Alain Absire, Mon
sommeil sera paisible,
Gallimard, avril 2014, 208 pages.
La passion de Robespierre
Alain Absire, dans son
dernier roman Mon sommeil sera paisible,
met en scène un Maximilien Robespierre troublé par une jeune femme. Le lecteur
est emporté dans le tourbillon politique et social des temps révolutionnaires
(de la prise de la Bastille le 14 juillet 1789, à l’exécution de
l’Incorruptible le 28 juillet 1794), vu sous l’angle de la représentation. La
jeune femme qui trouble Robespierre est en effet céroplasticienne, c’est-à-dire
qu’elle modèle des figures de cire, à l’échelle 1. Elle se prénomme Marie (1).
Robespierre, à l’opposé de
Danton, n’est pas un homme à femmes. Loin de là. Le désir qu’il éprouve pour
Marie est fait de peur et d’attirance-répulsion. Lorsqu’il voit la jeune femme
pour la première fois, dans son atelier du Cabinet
de curiosités et autres figures de cire de Philippe Curtius, rue Saint-Honoré,
elle est « penchée sur son ouvrage ». Elle lui apparaît comme une
jeune femme décidée, sûre de son art, curieuse, désireuse de se perfectionner.
Ce qui trouble Robespierre – et dont le souvenir le poursuit sans cesse – c’est
la caresse de la cirière.

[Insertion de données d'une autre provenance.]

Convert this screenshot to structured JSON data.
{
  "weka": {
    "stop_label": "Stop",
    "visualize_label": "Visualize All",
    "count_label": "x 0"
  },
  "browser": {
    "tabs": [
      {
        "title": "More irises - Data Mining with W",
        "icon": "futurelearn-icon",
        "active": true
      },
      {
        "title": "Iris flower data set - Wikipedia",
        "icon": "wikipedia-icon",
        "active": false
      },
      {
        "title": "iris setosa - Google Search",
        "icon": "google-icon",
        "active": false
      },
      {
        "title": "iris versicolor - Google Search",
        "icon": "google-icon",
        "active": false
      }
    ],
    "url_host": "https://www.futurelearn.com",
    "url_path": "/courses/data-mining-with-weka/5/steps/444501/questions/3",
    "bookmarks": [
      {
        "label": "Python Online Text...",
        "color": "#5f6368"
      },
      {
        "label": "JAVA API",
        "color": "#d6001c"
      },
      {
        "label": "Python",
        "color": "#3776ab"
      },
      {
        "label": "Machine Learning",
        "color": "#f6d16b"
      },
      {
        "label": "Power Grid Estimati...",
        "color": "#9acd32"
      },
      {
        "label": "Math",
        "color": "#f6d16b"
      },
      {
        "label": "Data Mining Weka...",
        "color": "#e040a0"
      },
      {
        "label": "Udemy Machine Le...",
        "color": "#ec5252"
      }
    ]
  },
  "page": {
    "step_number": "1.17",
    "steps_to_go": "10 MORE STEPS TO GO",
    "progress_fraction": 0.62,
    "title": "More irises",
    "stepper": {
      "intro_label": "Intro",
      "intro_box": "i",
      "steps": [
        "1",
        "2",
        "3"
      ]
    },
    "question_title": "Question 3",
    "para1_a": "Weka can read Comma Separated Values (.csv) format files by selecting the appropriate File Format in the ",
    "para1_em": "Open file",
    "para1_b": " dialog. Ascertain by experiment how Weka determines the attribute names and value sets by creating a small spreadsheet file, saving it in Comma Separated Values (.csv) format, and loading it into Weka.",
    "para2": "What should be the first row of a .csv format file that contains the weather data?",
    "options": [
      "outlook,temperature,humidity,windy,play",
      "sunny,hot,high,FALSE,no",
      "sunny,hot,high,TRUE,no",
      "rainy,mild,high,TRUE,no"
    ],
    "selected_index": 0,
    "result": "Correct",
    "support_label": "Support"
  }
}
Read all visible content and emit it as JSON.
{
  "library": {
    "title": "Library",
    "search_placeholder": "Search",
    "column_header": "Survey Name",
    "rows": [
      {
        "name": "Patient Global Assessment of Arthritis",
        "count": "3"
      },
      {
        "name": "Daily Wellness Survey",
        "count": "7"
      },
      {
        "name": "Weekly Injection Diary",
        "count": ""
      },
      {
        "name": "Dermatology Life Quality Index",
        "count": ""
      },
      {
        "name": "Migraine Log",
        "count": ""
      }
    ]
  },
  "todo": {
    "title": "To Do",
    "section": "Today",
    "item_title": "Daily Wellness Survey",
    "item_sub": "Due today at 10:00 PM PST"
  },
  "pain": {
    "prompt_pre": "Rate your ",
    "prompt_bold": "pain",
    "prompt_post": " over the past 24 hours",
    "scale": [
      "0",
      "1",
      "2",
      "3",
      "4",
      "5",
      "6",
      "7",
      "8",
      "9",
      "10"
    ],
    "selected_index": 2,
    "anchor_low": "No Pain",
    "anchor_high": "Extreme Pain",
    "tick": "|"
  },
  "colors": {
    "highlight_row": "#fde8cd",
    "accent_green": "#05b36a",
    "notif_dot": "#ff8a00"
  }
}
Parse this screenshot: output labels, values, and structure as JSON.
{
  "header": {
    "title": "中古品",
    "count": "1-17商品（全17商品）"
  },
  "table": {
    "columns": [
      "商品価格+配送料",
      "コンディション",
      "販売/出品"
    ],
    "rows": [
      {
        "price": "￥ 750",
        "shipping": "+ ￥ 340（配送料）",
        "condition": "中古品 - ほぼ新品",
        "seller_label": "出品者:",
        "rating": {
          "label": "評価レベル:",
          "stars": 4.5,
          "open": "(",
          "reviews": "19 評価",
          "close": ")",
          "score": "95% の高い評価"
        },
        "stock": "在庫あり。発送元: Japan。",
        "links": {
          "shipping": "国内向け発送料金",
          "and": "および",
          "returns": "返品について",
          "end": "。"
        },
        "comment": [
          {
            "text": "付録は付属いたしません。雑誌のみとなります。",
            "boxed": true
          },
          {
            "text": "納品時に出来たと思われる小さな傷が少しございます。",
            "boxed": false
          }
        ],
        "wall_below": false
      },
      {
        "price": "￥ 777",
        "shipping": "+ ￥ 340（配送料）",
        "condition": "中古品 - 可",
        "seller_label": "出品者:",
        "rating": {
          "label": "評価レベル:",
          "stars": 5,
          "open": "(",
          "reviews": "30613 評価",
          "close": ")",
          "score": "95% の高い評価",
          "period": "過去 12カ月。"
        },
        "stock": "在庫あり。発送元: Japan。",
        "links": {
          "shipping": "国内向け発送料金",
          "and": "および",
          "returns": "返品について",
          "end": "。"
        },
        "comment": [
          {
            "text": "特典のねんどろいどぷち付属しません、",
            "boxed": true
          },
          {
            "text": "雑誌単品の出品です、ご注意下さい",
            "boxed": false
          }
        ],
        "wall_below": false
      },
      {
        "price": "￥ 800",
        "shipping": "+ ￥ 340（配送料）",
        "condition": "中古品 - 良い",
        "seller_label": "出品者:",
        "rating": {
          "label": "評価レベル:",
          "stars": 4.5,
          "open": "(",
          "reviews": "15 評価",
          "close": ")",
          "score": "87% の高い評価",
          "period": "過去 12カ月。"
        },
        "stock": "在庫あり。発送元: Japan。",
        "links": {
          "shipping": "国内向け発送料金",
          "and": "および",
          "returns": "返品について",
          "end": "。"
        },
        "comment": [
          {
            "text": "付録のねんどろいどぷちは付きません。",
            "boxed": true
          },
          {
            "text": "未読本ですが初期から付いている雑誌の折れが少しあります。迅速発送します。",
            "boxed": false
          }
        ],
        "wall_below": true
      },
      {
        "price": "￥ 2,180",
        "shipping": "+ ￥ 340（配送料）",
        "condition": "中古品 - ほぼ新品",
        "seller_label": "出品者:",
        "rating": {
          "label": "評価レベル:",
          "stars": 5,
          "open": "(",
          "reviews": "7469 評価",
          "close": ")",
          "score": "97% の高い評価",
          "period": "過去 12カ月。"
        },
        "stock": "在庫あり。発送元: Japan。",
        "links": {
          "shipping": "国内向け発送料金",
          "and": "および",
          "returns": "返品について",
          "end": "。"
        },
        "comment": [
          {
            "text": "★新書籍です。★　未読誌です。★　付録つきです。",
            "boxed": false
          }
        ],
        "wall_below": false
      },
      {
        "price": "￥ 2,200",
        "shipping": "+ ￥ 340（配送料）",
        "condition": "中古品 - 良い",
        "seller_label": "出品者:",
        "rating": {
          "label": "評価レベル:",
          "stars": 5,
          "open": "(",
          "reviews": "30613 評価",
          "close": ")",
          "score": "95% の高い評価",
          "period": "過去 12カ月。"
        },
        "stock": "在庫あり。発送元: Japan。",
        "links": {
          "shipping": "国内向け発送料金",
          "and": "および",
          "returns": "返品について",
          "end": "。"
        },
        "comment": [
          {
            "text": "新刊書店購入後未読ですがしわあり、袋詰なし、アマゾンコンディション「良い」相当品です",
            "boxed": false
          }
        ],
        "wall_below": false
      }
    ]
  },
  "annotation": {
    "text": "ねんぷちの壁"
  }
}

Pour préparer le masque du plus vieux prisonnier de
la Bastille tout juste libéré par les insurgés, elle « commença à
appliquer un corps gras sur les creux, rides et sillons crasseux, de sa figure
rétrécie comme peau de chagrin ». Absire écrit les scènes de modelage avec
une sensualité saisissante. Celle qui caresse est aussi celle qui emprisonne,
ensuite, les chairs sous des bandelettes, et laisse son modèle tout juste
respirer. Dès les premières pages du roman, la vie et la mort sont mêlées,
comme le désir et la peur.
Une étrange relation se
noue entre Marie et Robespierre. Elle reproduit pour le Cabinet de curiosités les scènes de l’Histoire que Robespierre et
ses amis sont en train d’écrire : Marie-Antoinette soulevant son fils et
le montrant au peuple après que Louis XVI a juré fidélité à la Constitution, ou
la fuite à Varennes, par exemple. Robespierre s’interroge sur le visage que la
cirière lui façonnera, et qui « restera » : sa représentation
historique et psychologique. Brûlant de désir, mais terrifié à l’idée de
toucher Marie, et d’être caressé par elle, Robespierre se consume.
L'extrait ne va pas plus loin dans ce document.